Don’t drink too much! Studies have shown that breast cancer risk increases with the amount of alcohol a woman drinks. Alcohol can limit your liver’s ability to control blood levels of the hormone estrogen, which in turn can increase risk.

Don’t smoke. Smoking is associated with an increase in breast cancer risk. As if you needed another reason.

Learn about Metastatic Breast Cancer

Metastatic breast cancer is the ONLY breast cancer that kills. It means that the cancer has spread beyond your breasts to other areas of your body, and once you have it, you are fighting for life (hence the #lifer term).

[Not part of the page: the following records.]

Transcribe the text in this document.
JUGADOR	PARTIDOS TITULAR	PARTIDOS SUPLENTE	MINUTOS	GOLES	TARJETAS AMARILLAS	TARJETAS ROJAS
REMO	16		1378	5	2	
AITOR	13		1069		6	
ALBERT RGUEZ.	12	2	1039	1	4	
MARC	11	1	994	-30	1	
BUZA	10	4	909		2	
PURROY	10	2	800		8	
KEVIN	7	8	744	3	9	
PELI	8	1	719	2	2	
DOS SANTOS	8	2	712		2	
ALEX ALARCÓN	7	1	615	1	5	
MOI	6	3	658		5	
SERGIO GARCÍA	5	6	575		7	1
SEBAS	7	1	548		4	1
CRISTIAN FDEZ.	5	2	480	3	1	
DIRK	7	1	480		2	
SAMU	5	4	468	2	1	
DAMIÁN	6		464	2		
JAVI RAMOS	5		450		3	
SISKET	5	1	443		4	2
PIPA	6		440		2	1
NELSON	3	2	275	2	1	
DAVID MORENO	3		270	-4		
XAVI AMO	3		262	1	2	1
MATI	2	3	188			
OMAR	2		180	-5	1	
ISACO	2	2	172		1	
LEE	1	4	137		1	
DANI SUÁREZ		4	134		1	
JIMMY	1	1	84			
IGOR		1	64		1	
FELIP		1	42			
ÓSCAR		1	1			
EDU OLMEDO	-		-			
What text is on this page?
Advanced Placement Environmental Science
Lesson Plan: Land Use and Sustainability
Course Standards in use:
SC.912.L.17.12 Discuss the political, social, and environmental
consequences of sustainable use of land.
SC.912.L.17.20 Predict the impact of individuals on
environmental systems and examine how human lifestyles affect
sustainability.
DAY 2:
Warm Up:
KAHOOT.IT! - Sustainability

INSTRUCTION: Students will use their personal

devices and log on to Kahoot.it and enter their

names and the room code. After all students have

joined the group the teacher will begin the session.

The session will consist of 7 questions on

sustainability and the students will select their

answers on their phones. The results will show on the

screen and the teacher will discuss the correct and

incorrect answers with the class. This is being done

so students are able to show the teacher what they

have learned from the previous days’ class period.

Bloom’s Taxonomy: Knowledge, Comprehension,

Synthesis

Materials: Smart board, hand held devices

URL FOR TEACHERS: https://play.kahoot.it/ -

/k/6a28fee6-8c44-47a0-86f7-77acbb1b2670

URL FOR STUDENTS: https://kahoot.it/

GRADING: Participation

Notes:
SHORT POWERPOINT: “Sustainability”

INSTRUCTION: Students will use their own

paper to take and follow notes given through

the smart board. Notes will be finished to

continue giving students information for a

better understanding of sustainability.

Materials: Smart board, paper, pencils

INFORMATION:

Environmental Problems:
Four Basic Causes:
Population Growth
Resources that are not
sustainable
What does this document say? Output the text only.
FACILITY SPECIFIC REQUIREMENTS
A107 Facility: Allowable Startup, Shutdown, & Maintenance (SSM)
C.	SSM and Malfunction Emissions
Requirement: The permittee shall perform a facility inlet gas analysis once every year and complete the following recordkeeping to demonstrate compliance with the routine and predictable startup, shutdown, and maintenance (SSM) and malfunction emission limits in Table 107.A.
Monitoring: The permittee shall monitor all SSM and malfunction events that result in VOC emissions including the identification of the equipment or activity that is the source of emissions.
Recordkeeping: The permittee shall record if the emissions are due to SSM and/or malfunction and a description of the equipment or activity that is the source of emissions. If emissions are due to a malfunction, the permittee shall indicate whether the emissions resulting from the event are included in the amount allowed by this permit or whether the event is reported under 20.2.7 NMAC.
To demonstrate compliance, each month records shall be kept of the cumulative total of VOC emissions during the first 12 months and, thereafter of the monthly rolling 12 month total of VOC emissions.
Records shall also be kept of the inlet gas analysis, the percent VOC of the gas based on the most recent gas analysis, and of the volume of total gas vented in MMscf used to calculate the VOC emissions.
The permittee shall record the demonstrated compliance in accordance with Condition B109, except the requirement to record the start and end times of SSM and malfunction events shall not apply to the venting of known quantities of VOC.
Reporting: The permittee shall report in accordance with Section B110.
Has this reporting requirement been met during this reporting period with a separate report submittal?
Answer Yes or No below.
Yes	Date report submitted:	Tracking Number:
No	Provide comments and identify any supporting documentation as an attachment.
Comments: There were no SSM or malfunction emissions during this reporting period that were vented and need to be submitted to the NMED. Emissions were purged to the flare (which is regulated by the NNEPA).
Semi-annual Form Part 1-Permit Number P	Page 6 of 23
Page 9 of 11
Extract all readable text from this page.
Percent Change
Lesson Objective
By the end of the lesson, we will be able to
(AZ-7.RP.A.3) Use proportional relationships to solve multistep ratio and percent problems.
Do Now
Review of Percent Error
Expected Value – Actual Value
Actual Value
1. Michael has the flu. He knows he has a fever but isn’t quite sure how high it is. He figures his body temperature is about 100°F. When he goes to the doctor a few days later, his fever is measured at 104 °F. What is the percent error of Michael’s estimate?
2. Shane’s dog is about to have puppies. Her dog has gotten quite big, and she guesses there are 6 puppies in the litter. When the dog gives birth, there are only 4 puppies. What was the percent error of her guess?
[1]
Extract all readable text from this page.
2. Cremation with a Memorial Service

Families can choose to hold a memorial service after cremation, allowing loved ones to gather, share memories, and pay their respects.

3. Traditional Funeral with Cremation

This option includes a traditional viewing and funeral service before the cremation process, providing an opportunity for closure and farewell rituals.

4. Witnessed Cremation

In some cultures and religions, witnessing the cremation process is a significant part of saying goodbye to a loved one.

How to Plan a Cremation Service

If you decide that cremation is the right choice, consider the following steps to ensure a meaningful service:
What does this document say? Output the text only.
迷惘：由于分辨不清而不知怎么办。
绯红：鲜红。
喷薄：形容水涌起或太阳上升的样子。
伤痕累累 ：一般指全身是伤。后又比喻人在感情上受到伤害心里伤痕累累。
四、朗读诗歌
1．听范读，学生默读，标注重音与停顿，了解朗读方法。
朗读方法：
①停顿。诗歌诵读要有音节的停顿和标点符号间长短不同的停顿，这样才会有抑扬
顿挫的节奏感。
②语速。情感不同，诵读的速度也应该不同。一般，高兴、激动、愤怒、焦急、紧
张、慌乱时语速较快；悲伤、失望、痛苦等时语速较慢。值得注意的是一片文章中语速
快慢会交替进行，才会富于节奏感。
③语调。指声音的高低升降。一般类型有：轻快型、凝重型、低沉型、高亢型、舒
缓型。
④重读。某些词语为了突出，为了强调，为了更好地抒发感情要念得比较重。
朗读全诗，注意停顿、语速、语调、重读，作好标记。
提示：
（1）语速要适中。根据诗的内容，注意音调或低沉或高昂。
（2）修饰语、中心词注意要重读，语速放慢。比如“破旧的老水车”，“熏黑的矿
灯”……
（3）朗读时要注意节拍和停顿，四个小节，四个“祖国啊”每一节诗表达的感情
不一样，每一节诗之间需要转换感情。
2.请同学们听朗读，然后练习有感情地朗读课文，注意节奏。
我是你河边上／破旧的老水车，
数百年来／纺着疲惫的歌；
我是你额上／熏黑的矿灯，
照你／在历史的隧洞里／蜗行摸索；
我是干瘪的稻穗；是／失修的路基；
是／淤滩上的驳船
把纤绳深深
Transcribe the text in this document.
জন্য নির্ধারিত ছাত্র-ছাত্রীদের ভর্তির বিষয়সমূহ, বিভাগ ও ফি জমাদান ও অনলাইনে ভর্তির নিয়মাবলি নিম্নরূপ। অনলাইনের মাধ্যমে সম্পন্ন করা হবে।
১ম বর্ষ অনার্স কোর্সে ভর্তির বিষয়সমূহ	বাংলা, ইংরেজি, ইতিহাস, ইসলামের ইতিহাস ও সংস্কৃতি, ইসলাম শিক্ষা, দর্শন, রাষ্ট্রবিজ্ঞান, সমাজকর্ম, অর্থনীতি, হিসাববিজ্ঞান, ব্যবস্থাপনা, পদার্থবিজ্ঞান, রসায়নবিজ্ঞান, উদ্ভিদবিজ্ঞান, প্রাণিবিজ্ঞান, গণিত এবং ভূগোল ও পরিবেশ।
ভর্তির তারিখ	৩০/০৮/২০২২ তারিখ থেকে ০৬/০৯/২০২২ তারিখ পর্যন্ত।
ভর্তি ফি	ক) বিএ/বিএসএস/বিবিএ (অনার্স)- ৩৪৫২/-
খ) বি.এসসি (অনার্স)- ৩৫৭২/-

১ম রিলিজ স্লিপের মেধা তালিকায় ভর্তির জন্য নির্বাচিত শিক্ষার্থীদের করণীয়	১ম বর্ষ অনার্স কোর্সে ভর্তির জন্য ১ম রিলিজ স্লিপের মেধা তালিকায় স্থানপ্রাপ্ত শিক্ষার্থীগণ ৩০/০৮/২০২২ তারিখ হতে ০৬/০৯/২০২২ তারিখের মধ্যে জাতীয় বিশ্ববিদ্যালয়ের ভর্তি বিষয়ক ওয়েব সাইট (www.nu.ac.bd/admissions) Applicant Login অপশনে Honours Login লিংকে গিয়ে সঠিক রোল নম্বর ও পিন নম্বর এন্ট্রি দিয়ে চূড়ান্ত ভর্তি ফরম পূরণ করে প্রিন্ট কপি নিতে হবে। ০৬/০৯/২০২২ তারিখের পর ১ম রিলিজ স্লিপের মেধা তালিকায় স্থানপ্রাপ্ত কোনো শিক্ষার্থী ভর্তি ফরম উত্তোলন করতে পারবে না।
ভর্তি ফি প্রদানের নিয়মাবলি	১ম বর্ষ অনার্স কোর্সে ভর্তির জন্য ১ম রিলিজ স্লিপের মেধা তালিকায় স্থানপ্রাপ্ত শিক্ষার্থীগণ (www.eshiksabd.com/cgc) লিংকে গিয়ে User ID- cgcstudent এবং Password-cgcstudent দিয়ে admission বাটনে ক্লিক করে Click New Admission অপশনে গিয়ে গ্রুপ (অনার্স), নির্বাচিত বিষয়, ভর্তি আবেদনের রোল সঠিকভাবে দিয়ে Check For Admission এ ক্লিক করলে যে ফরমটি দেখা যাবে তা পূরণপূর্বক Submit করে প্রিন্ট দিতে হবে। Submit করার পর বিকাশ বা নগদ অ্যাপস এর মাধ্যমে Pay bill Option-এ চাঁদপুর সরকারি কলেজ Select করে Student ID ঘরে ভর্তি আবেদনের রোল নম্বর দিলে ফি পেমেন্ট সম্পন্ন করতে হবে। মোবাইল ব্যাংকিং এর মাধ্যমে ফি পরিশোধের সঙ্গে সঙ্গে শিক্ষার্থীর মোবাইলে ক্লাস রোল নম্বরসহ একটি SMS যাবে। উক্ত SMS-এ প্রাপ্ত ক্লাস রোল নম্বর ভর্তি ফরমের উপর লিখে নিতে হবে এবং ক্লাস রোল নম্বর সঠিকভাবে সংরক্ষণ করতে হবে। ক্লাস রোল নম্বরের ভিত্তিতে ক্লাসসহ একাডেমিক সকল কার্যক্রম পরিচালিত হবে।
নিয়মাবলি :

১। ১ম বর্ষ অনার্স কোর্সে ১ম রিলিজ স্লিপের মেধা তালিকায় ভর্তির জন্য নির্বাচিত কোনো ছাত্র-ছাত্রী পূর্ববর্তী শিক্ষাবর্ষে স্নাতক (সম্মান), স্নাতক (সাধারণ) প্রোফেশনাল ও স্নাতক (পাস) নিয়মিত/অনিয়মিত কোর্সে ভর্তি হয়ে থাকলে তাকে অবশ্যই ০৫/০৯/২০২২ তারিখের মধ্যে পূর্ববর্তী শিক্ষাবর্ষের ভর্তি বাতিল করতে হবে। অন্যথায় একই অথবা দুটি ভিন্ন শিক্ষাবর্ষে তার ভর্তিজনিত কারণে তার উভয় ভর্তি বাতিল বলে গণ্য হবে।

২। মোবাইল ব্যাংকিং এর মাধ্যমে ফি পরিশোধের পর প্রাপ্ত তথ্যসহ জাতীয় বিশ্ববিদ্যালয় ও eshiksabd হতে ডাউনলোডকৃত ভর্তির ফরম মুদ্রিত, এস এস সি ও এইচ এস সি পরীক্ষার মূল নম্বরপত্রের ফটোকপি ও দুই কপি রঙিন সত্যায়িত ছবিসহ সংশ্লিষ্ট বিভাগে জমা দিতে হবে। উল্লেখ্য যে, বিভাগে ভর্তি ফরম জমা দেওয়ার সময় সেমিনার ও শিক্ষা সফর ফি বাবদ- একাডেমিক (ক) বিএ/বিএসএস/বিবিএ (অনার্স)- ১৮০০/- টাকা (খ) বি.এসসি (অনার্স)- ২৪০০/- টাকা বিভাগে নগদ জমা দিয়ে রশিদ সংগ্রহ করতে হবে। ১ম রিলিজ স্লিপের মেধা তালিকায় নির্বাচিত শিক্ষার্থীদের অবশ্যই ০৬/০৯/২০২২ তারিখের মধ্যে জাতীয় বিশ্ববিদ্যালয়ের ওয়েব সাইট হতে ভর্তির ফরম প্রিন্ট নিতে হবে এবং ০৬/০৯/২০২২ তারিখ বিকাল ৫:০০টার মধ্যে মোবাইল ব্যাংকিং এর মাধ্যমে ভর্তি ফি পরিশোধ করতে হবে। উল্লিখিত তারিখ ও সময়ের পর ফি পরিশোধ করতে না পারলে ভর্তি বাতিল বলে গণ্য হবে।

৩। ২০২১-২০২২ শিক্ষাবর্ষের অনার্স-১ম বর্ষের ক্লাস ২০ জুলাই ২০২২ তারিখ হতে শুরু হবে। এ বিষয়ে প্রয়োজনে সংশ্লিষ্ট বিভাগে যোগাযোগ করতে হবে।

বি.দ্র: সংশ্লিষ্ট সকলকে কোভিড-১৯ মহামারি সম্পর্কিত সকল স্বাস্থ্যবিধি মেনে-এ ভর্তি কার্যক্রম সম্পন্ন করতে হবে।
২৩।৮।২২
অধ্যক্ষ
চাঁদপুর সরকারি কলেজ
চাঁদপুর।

Over 41,000 die each year from MBC. Of the billions of dollars raised for breast cancer, only 2% goes toward metastatic breast cancer.

Think about where you are giving your funds this October. Here is a list of my favorites based on who spends money on what and how much of the dollars actually go towards helping women, researching a cure, and providing love and support for those in the throes of this battle.

– Metavivor
– Theresa’s Research Foundation
– Noreen Frasier Foundation
– Breast Cancer Resource Center
– Wonders and Worries
– Heal in Comfort
– Little Pink Houses of Hope
– Without Regrets

In all, I feel incredibly blessed in a weird way to have been diagnosed with breast cancer. I was diagnosed early enough to stop it, and have been given the opportunity to demystify the disease to my generation. I never was a pink girl really, but now I’m proud to wear pink ribbons, bracelets, T-shirts, and hats. I have become part of the community that unfortunately grows every year. We are sisters in diagnosis, and hopefully, in survivorship.

Knowing your risks, your breasts, your doctor and your history will help in early detection, the key to survival in breast cancer. Don’t just think pink, do pink.